En réalité, l’illustration des Saint-Simon ne datait que de la veille ; comme il arrive souvent, cette famille, qui avait été assez médiocrement payée pour les actions les plus honorables, fut comblée de faveurs et de richesses pour des services obscurs. Ce fut un caprice de Louis XIII qui fit de son page Claude de Saint-Simon un personnage important. Voici comment le fils a raconté cette bonne fortune de son père : « Le roi était passionné pour la chasse, qui était sans route, et sans cette abondance de chiens, de piqueurs, de relais, de commodités, que le roi son fils y a apportées, et surtout sans routes dans les forêts.
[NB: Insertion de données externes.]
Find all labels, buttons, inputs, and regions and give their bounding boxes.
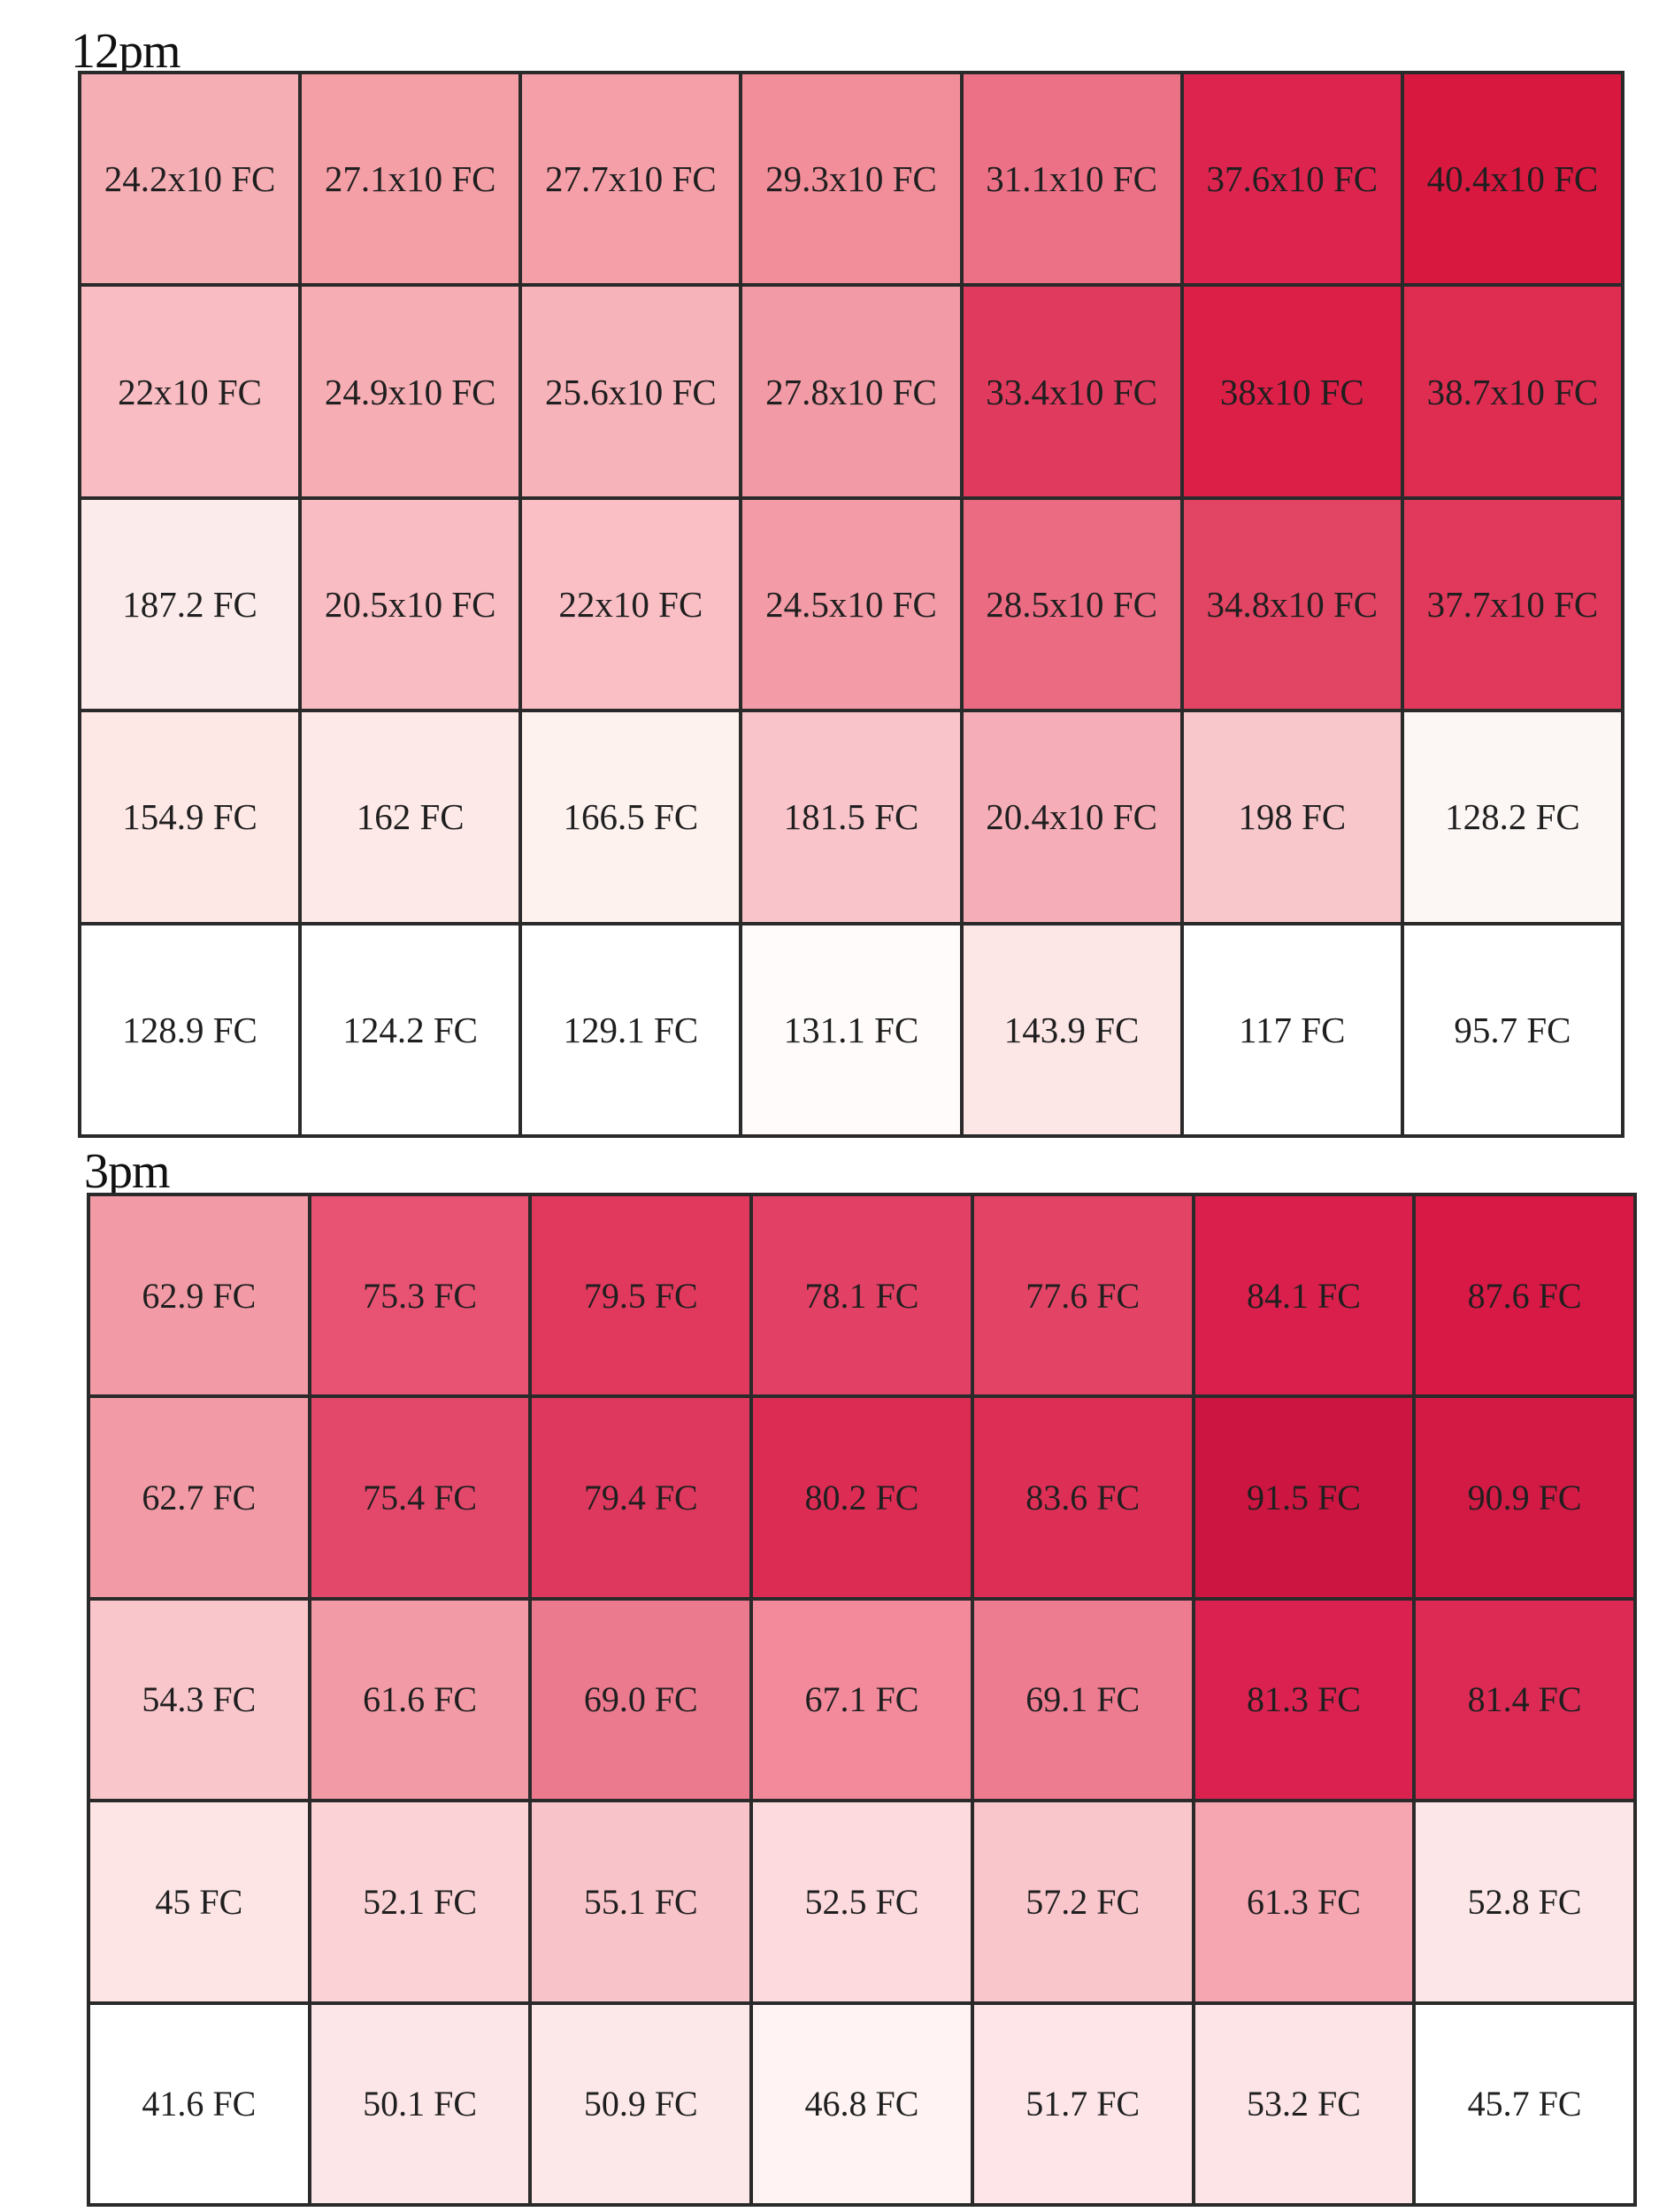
heatmap-3pm-cell-r4-c5: 57.2 FC [973, 1802, 1192, 2001]
heatmap-3pm-cell-r4-c7: 52.8 FC [1416, 1802, 1633, 2001]
heatmap-12pm-cell-r1-c1: 24.2x10 FC [81, 74, 299, 284]
heatmap-3pm-cell-r1-c5: 77.6 FC [973, 1196, 1192, 1395]
heatmap-12pm-cell-r4-c3: 166.5 FC [522, 712, 740, 922]
heatmap-12pm-cell-r1-c3: 27.7x10 FC [522, 74, 740, 284]
heatmap-12pm-cell-r2-c4: 27.8x10 FC [742, 287, 960, 496]
heatmap-3pm-cell-r5-c4: 46.8 FC [753, 2004, 971, 2203]
heatmap-12pm-cell-r5-c6: 117 FC [1183, 925, 1401, 1134]
heatmap-12pm-cell-r2-c6: 38x10 FC [1183, 287, 1401, 496]
heatmap-3pm-cell-r2-c2: 75.4 FC [311, 1398, 529, 1597]
heatmap-12pm-cell-r2-c2: 24.9x10 FC [302, 287, 519, 496]
chart-title-3pm: 3pm [84, 1144, 171, 1199]
heatmap-12pm-cell-r4-c1: 154.9 FC [81, 712, 299, 922]
heatmap-12pm-cell-r2-c1: 22x10 FC [81, 287, 299, 496]
heatmap-12pm-cell-r3-c7: 37.7x10 FC [1403, 499, 1621, 710]
heatmap-12pm-cell-r4-c6: 198 FC [1183, 712, 1401, 922]
heatmap-3pm-cell-r3-c3: 69.0 FC [532, 1600, 750, 1800]
heatmap-12pm-cell-r4-c4: 181.5 FC [742, 712, 960, 922]
heatmap-12pm-cell-r3-c4: 24.5x10 FC [742, 499, 960, 710]
heatmap-12pm-cell-r2-c5: 33.4x10 FC [963, 287, 1180, 496]
heatmap-12pm-cell-r4-c2: 162 FC [302, 712, 519, 922]
heatmap-12pm-cell-r5-c5: 143.9 FC [963, 925, 1180, 1134]
heatmap-3pm-cell-r5-c2: 50.1 FC [311, 2004, 529, 2203]
heatmap-3pm-cell-r4-c2: 52.1 FC [311, 1802, 529, 2001]
heatmap-3pm-cell-r2-c1: 62.7 FC [90, 1398, 308, 1597]
heatmap-3pm-cell-r2-c6: 91.5 FC [1194, 1398, 1413, 1597]
heatmap-3pm-cell-r2-c7: 90.9 FC [1416, 1398, 1633, 1597]
heatmap-12pm-cell-r3-c5: 28.5x10 FC [963, 499, 1180, 710]
heatmap-12pm-cell-r5-c2: 124.2 FC [302, 925, 519, 1134]
heatmap-3pm-cell-r5-c7: 45.7 FC [1416, 2004, 1633, 2203]
heatmap-3pm-cell-r4-c1: 45 FC [90, 1802, 308, 2001]
heatmap-3pm-cell-r5-c5: 51.7 FC [973, 2004, 1192, 2203]
heatmap-12pm-cell-r5-c1: 128.9 FC [81, 925, 299, 1134]
heatmap-3pm-cell-r5-c3: 50.9 FC [532, 2004, 750, 2203]
heatmap-3pm-cell-r3-c5: 69.1 FC [973, 1600, 1192, 1800]
heatmap-3pm-cell-r4-c3: 55.1 FC [532, 1802, 750, 2001]
heatmap-3pm-cell-r2-c4: 80.2 FC [753, 1398, 971, 1597]
heatmap-3pm-cell-r5-c1: 41.6 FC [90, 2004, 308, 2203]
chart-title-12pm: 12pm [71, 24, 181, 79]
heatmap-3pm-cell-r1-c6: 84.1 FC [1194, 1196, 1413, 1395]
heatmap-12pm-cell-r3-c3: 22x10 FC [522, 499, 740, 710]
heatmap-12pm-cell-r1-c4: 29.3x10 FC [742, 74, 960, 284]
heatmap-12pm-cell-r1-c2: 27.1x10 FC [302, 74, 519, 284]
heatmap-3pm-cell-r2-c3: 79.4 FC [532, 1398, 750, 1597]
heatmap-3pm-cell-r1-c3: 79.5 FC [532, 1196, 750, 1395]
heatmap-3pm-cell-r3-c2: 61.6 FC [311, 1600, 529, 1800]
heatmap-12pm: 24.2x10 FC 27.1x10 FC 27.7x10 FC 29.3x10 FC… [78, 71, 1624, 1138]
heatmap-3pm-cell-r1-c7: 87.6 FC [1416, 1196, 1633, 1395]
heatmap-12pm-cell-r3-c6: 34.8x10 FC [1183, 499, 1401, 710]
heatmap-3pm-cell-r1-c4: 78.1 FC [753, 1196, 971, 1395]
heatmap-12pm-cell-r4-c7: 128.2 FC [1403, 712, 1621, 922]
heatmap-12pm-cell-r4-c5: 20.4x10 FC [963, 712, 1180, 922]
heatmap-3pm-cell-r2-c5: 83.6 FC [973, 1398, 1192, 1597]
heatmap-12pm-cell-r5-c3: 129.1 FC [522, 925, 740, 1134]
heatmap-3pm-cell-r3-c1: 54.3 FC [90, 1600, 308, 1800]
heatmap-3pm-cell-r1-c2: 75.3 FC [311, 1196, 529, 1395]
heatmap-12pm-cell-r5-c4: 131.1 FC [742, 925, 960, 1134]
heatmap-3pm-cell-r3-c6: 81.3 FC [1194, 1600, 1413, 1800]
heatmap-12pm-cell-r1-c5: 31.1x10 FC [963, 74, 1180, 284]
heatmap-3pm: 62.9 FC 75.3 FC 79.5 FC 78.1 FC 77.6 FC 84.1 … [87, 1193, 1637, 2207]
heatmap-12pm-cell-r5-c7: 95.7 FC [1403, 925, 1621, 1134]
heatmap-3pm-cell-r3-c4: 67.1 FC [753, 1600, 971, 1800]
heatmap-3pm-cell-r1-c1: 62.9 FC [90, 1196, 308, 1395]
heatmap-12pm-cell-r1-c7: 40.4x10 FC [1403, 74, 1621, 284]
heatmap-3pm-cell-r4-c6: 61.3 FC [1194, 1802, 1413, 2001]
heatmap-12pm-cell-r1-c6: 37.6x10 FC [1183, 74, 1401, 284]
heatmap-3pm-cell-r3-c7: 81.4 FC [1416, 1600, 1633, 1800]
heatmap-3pm-cell-r5-c6: 53.2 FC [1194, 2004, 1413, 2203]
heatmap-12pm-cell-r3-c1: 187.2 FC [81, 499, 299, 710]
heatmap-12pm-cell-r3-c2: 20.5x10 FC [302, 499, 519, 710]
heatmap-12pm-cell-r2-c7: 38.7x10 FC [1403, 287, 1621, 496]
heatmap-12pm-cell-r2-c3: 25.6x10 FC [522, 287, 740, 496]
heatmap-3pm-cell-r4-c4: 52.5 FC [753, 1802, 971, 2001]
Mon père, qui remarqua l’impatience du roi à relayer, imagina de lui tourner le cheval qu’il lui présentait la tête à la croupe de celui qu’il quittait. Par ce moyen, le roi, qui était dispos, sautait de l’un sur l’autre sans mettre pied à terre, et cela se faisait en un moment. Cela lui plut : il demanda toujours le même page à son relais, il s’en informa, et peu à peu il le prit en affection. Baradat, premier écuyer, s’étant rendu insupportable au roi par ses hauteurs et ses humeurs arrogantes avec lui, il le chassa et donna sa charge à mon père. « C’était largement payer un service aussi mince ; sans compter que Tallemant des Réaux rabaisse encore les mérites du jeune page : « Le roi, dit-il, prit amitié pour Saint-Simon, à cause que ce garçon lui rapportait toujours des nouvelles certaines de la chasse, qu’il ne tourmentait point trop ses chevaux, et que, quand il portait son cor, il ne bavait point dedans. » Il était encore si peu connu, quand il devint tout d’un coup premier écuyer, que Malherbe, qui parle alors de lui, écorche son nom. « Vous avez su le congé donné à Baradat, écrit-il à Peiresc. Nous avons un sieur Simon, page de la grande écurie, qui a pris sa place ; c’est un jeune homme de dix-huit ans ou environ. La mauvaise conduite de l’autre lui sera une leçon et sa chute om exemple de faire mieux. » Qu’aurait dit notre vaniteux duc et pair de ce sieur Simon, s’il avait lu la lettre de Malherbe ?[1]. Il est probable qu’il lui en coûtait un peu d’avouer les raisons futiles qui avaient mérité à son père l’amitié du roi et qu’il aurait mieux aimé que la fortune de sa famille fût la récompense de quelque action d’éclat. C’était peut-être un des motifs qui lui faisaient défendre.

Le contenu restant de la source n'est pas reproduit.